Voleva raggiungere "l'immortalità attraverso l'eliminazione della propria famiglia" e "ha lucidamente programmato, attuato, variato secondo il bisogno le proprie azioni, prima, durante e dopo" il massacro che ha messo in atto. Il Tribunale per i minorenni di Milano motiva con queste parole la condanna a 20 anni di carcere, pena massima prevista in un processo abbreviato, inflitta a giugno a Riccardo Chiarioni. Il ragazzo nella notte fra il 31 agosto e il primo settembre 2024, a 17 anni, nella casa di famiglia a Paderno Dugnano nel Milanese ha ucciso a coltellate padre, madre e fratellino di 12 anni. Il giudice Paola Ghezzi non gli ha riconosciuto il vizio parziale di mente, che era stato accertato dai periti. Nella sentenza si parla anche del fatto che dall'analisi dei dispositivi del giovane, oggi 18enne, erano emerse immagini come la foto del Mein Kampf o "esternazioni di pensiero comprovanti la sua inclinazione verso l'ideologia fascista", nazista e "omofoba".
La strage di Paderno è rimasta senza un vero movente.

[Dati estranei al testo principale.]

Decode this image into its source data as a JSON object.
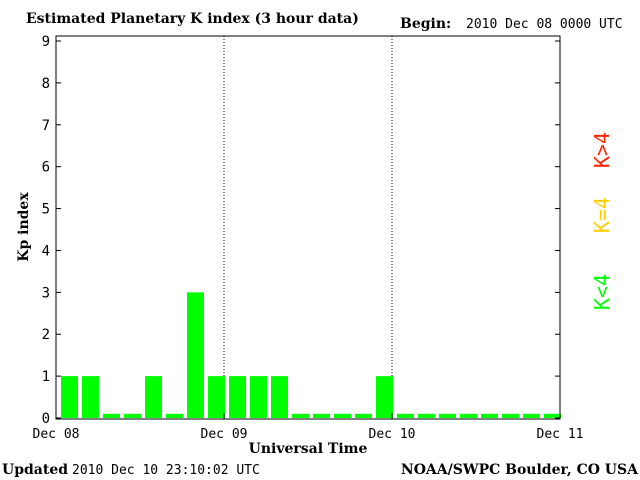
{
  "header": {
    "title": "Estimated Planetary K index (3 hour data)",
    "begin_label": "Begin:",
    "begin_value": "2010 Dec 08 0000 UTC"
  },
  "footer": {
    "updated_label": "Updated",
    "updated_value": "2010 Dec 10 23:10:02 UTC",
    "credit": "NOAA/SWPC Boulder, CO USA"
  },
  "legend": {
    "high": "K>4",
    "mid": "K=4",
    "low": "K<4"
  },
  "colors": {
    "low": "#00ff00",
    "mid": "#ffcc00",
    "high": "#ff2200",
    "axis": "#000000"
  },
  "chart_data": {
    "type": "bar",
    "title": "Estimated Planetary K index (3 hour data)",
    "xlabel": "Universal Time",
    "ylabel": "Kp index",
    "ylim": [
      0,
      9
    ],
    "yticks": [
      "0",
      "1",
      "2",
      "3",
      "4",
      "5",
      "6",
      "7",
      "8",
      "9"
    ],
    "xticks": [
      "Dec 08",
      "Dec 09",
      "Dec 10",
      "Dec 11"
    ],
    "day_separators": [
      "Dec 09",
      "Dec 10"
    ],
    "interval_hours": 3,
    "series": [
      {
        "values": [
          1,
          1,
          0,
          0,
          1,
          0,
          3,
          1,
          1,
          1,
          1,
          0,
          0,
          0,
          0,
          1,
          0,
          0,
          0,
          0,
          0,
          0,
          0,
          0
        ]
      }
    ]
  }
}
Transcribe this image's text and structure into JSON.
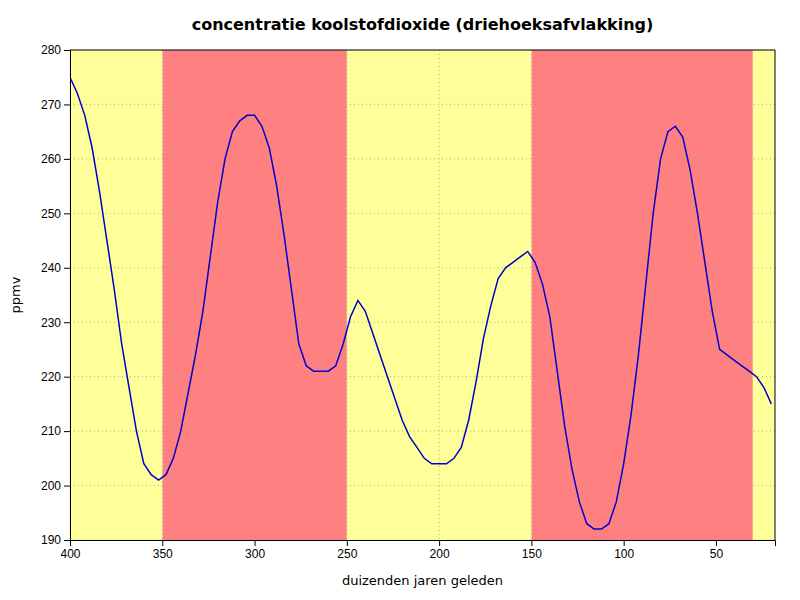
{
  "chart_data": {
    "type": "line",
    "title": "concentratie koolstofdioxide (driehoeksafvlakking)",
    "x_label": "duizenden jaren geleden",
    "y_label": "ppmv",
    "xlim": [
      400,
      18
    ],
    "ylim": [
      190,
      280
    ],
    "xticks": [
      400,
      350,
      300,
      250,
      200,
      150,
      100,
      50
    ],
    "yticks": [
      190,
      200,
      210,
      220,
      230,
      240,
      250,
      260,
      270,
      280
    ],
    "grid": true,
    "color": "#0000cc",
    "bands": [
      {
        "from": 350,
        "to": 250,
        "color": "#ff8080"
      },
      {
        "from": 150,
        "to": 30,
        "color": "#ff8080"
      },
      {
        "from": 400,
        "to": 350,
        "color": "#ffff99"
      },
      {
        "from": 250,
        "to": 150,
        "color": "#ffff99"
      },
      {
        "from": 30,
        "to": 18,
        "color": "#ffff99"
      }
    ],
    "x": [
      400,
      396,
      392,
      388,
      384,
      380,
      376,
      372,
      368,
      364,
      360,
      356,
      352,
      348,
      344,
      340,
      336,
      332,
      328,
      324,
      320,
      316,
      312,
      308,
      304,
      300,
      296,
      292,
      288,
      284,
      280,
      276,
      272,
      268,
      264,
      260,
      256,
      252,
      248,
      244,
      240,
      236,
      232,
      228,
      224,
      220,
      216,
      212,
      208,
      204,
      200,
      196,
      192,
      188,
      184,
      180,
      176,
      172,
      168,
      164,
      160,
      156,
      152,
      148,
      144,
      140,
      136,
      132,
      128,
      124,
      120,
      116,
      112,
      108,
      104,
      100,
      96,
      92,
      88,
      84,
      80,
      76,
      72,
      68,
      64,
      60,
      56,
      52,
      48,
      44,
      40,
      36,
      32,
      28,
      24,
      20
    ],
    "values": [
      275,
      272,
      268,
      262,
      254,
      245,
      236,
      226,
      218,
      210,
      204,
      202,
      201,
      202,
      205,
      210,
      217,
      224,
      232,
      242,
      252,
      260,
      265,
      267,
      268,
      268,
      266,
      262,
      255,
      246,
      236,
      226,
      222,
      221,
      221,
      221,
      222,
      226,
      231,
      234,
      232,
      228,
      224,
      220,
      216,
      212,
      209,
      207,
      205,
      204,
      204,
      204,
      205,
      207,
      212,
      219,
      227,
      233,
      238,
      240,
      241,
      242,
      243,
      241,
      237,
      231,
      221,
      211,
      203,
      197,
      193,
      192,
      192,
      193,
      197,
      204,
      213,
      224,
      237,
      250,
      260,
      265,
      266,
      264,
      258,
      250,
      241,
      232,
      225,
      224,
      223,
      222,
      221,
      220,
      218,
      215
    ]
  }
}
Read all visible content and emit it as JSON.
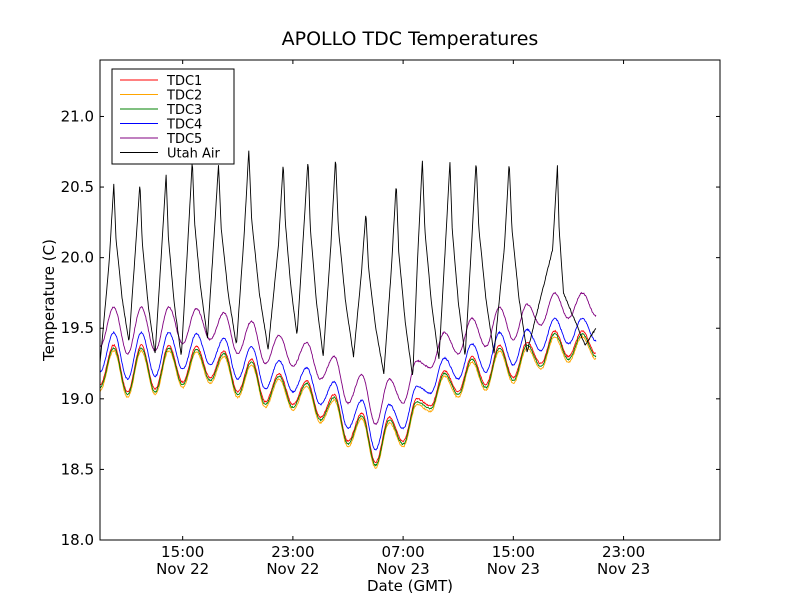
{
  "chart_data": {
    "type": "line",
    "title": "APOLLO TDC Temperatures",
    "xlabel": "Date (GMT)",
    "ylabel": "Temperature (C)",
    "xlim": [
      0,
      45
    ],
    "ylim": [
      18.0,
      21.4
    ],
    "grid": false,
    "legend_position": "top-left",
    "x_unit": "hours since Nov 22 09:00 GMT",
    "x_ticks": [
      {
        "value": 6,
        "line1": "15:00",
        "line2": "Nov 22"
      },
      {
        "value": 14,
        "line1": "23:00",
        "line2": "Nov 22"
      },
      {
        "value": 22,
        "line1": "07:00",
        "line2": "Nov 23"
      },
      {
        "value": 30,
        "line1": "15:00",
        "line2": "Nov 23"
      },
      {
        "value": 38,
        "line1": "23:00",
        "line2": "Nov 23"
      }
    ],
    "y_ticks": [
      {
        "value": 18.0,
        "label": "18.0"
      },
      {
        "value": 18.5,
        "label": "18.5"
      },
      {
        "value": 19.0,
        "label": "19.0"
      },
      {
        "value": 19.5,
        "label": "19.5"
      },
      {
        "value": 20.0,
        "label": "20.0"
      },
      {
        "value": 20.5,
        "label": "20.5"
      },
      {
        "value": 21.0,
        "label": "21.0"
      }
    ],
    "utah_air_peaks": [
      [
        1.0,
        20.52
      ],
      [
        2.9,
        20.53
      ],
      [
        4.8,
        20.59
      ],
      [
        6.7,
        20.69
      ],
      [
        8.6,
        20.66
      ],
      [
        10.8,
        20.76
      ],
      [
        13.3,
        20.68
      ],
      [
        15.1,
        20.7
      ],
      [
        17.1,
        20.71
      ],
      [
        19.3,
        20.32
      ],
      [
        21.5,
        20.53
      ],
      [
        23.4,
        20.69
      ],
      [
        25.4,
        20.68
      ],
      [
        27.3,
        20.69
      ],
      [
        29.7,
        20.68
      ],
      [
        33.2,
        20.65
      ]
    ],
    "utah_air_troughs": [
      [
        0.0,
        19.25
      ],
      [
        2.1,
        19.4
      ],
      [
        4.0,
        19.32
      ],
      [
        5.9,
        19.3
      ],
      [
        7.8,
        19.43
      ],
      [
        9.9,
        19.38
      ],
      [
        12.2,
        19.35
      ],
      [
        14.3,
        19.45
      ],
      [
        16.2,
        19.3
      ],
      [
        18.4,
        19.3
      ],
      [
        20.6,
        19.18
      ],
      [
        22.7,
        19.15
      ],
      [
        24.6,
        19.28
      ],
      [
        26.5,
        19.3
      ],
      [
        28.6,
        19.32
      ],
      [
        31.0,
        19.33
      ],
      [
        34.0,
        19.4
      ],
      [
        35.2,
        19.38
      ],
      [
        36.0,
        19.5
      ]
    ],
    "series": [
      {
        "name": "TDC1",
        "color": "#ff0000",
        "offset": 0.0
      },
      {
        "name": "TDC2",
        "color": "#ffa500",
        "offset": -0.04
      },
      {
        "name": "TDC3",
        "color": "#008000",
        "offset": -0.02
      },
      {
        "name": "TDC4",
        "color": "#0000ff",
        "offset": 0.09
      },
      {
        "name": "TDC5",
        "color": "#800080",
        "offset": 0.27
      },
      {
        "name": "Utah Air",
        "color": "#000000",
        "offset": null
      }
    ],
    "tdc1_base": [
      [
        0.0,
        19.1
      ],
      [
        1.0,
        19.38
      ],
      [
        2.0,
        19.05
      ],
      [
        3.0,
        19.38
      ],
      [
        4.0,
        19.07
      ],
      [
        5.0,
        19.38
      ],
      [
        6.0,
        19.12
      ],
      [
        7.0,
        19.37
      ],
      [
        8.0,
        19.15
      ],
      [
        9.0,
        19.34
      ],
      [
        10.0,
        19.05
      ],
      [
        11.0,
        19.28
      ],
      [
        12.0,
        18.98
      ],
      [
        13.0,
        19.18
      ],
      [
        14.0,
        18.96
      ],
      [
        15.0,
        19.13
      ],
      [
        16.0,
        18.87
      ],
      [
        17.0,
        19.03
      ],
      [
        18.0,
        18.7
      ],
      [
        19.0,
        18.9
      ],
      [
        20.0,
        18.55
      ],
      [
        21.0,
        18.87
      ],
      [
        22.0,
        18.7
      ],
      [
        23.0,
        19.0
      ],
      [
        24.0,
        18.95
      ],
      [
        25.0,
        19.2
      ],
      [
        26.0,
        19.05
      ],
      [
        27.0,
        19.3
      ],
      [
        28.0,
        19.1
      ],
      [
        29.0,
        19.38
      ],
      [
        30.0,
        19.15
      ],
      [
        31.0,
        19.4
      ],
      [
        32.0,
        19.25
      ],
      [
        33.0,
        19.48
      ],
      [
        34.0,
        19.3
      ],
      [
        35.0,
        19.48
      ],
      [
        36.0,
        19.32
      ]
    ]
  }
}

Così il difensore, l'avvocato Amedeo Rizza, che annuncia il ricorso in appello: "Ovviamente non condivido questa motivazione. Il giudice non ha preso atto della concreta incidenza e del nesso di causalità che c'è tra la patologia di Riccardo ed il reato commesso". Il Tribunale aggiunge che l'indagato era comunque "guidato da un pensiero stravagante" e "bizzarro", ma che ha mantenuto il "controllo". Tanto che ha "distinto la realtà dall'immaginazione". Per il giudice, nonostante le conclusioni dello psichiatra che ha valutato il 18enne durante il processo, "dall'esame del funzionamento mentale di Riccardo operato attraverso la descrizione delle sue condotte poste in essere durante la commissione dei fatti ed anche successivamente, non si ravvede alcuna evidenza di una condizione psichica di instabilità e di ingovernabilità". Ancora: "Certamente - si legge sempre nelle motivazioni - nell'evenienza criminale debbono aver avuto peso potenti stati emotivi, una grossa dose di rabbia ed odio narcisistici, accumulati ad ogni frustrazione, che hanno fatto sì che l'atto si compisse con cotanta aggressività espressa". Questo "si desume dalle modalità particolarmente spietate dell'esecuzione: per quanto si possa essere inesperti nell'uccidere, un tale accanimento e varietà delle lesioni (soprattutto nei confronti del fratello e della madre) non può non avere come benzina tali sentimenti". Ad ogni modo, l'allora 17enne "ha mantenuto lo stesso livello di organizzazione mentale durante le diverse fasi del delitto, non apparendo in alcun momento dissociato o soggetto ad alcuno scompenso rispetto alle sue intenzioni, che erano quelle di eliminare i familiari, secondo un piano ben organizzato, frutto dell'intelligenza di condotta dimostrata ed applicata".
In sostanza il ragazzo sarebbe un "manipolatore", che ha progettato gli omicidi "nei minimi dettagli", che ha manifestato "scaltrezza" nel "tendere la trappola per uccidere i genitori nella sua cameretta e non nella camera matrimoniale", dopo aver colpito il fratellino.
E che ha agito in modo "sconcertante", colpendo tutti e tre in "modo cruento", infliggendo loro "numerosissime coltellate (oltre 100, ndr), infierendo sui loro corpi esanimi ed anche colpendo alle spalle il padre, dopo aver dato l'impressione di volersi fermare successivamente all'aggressione al fratello ed alla madre".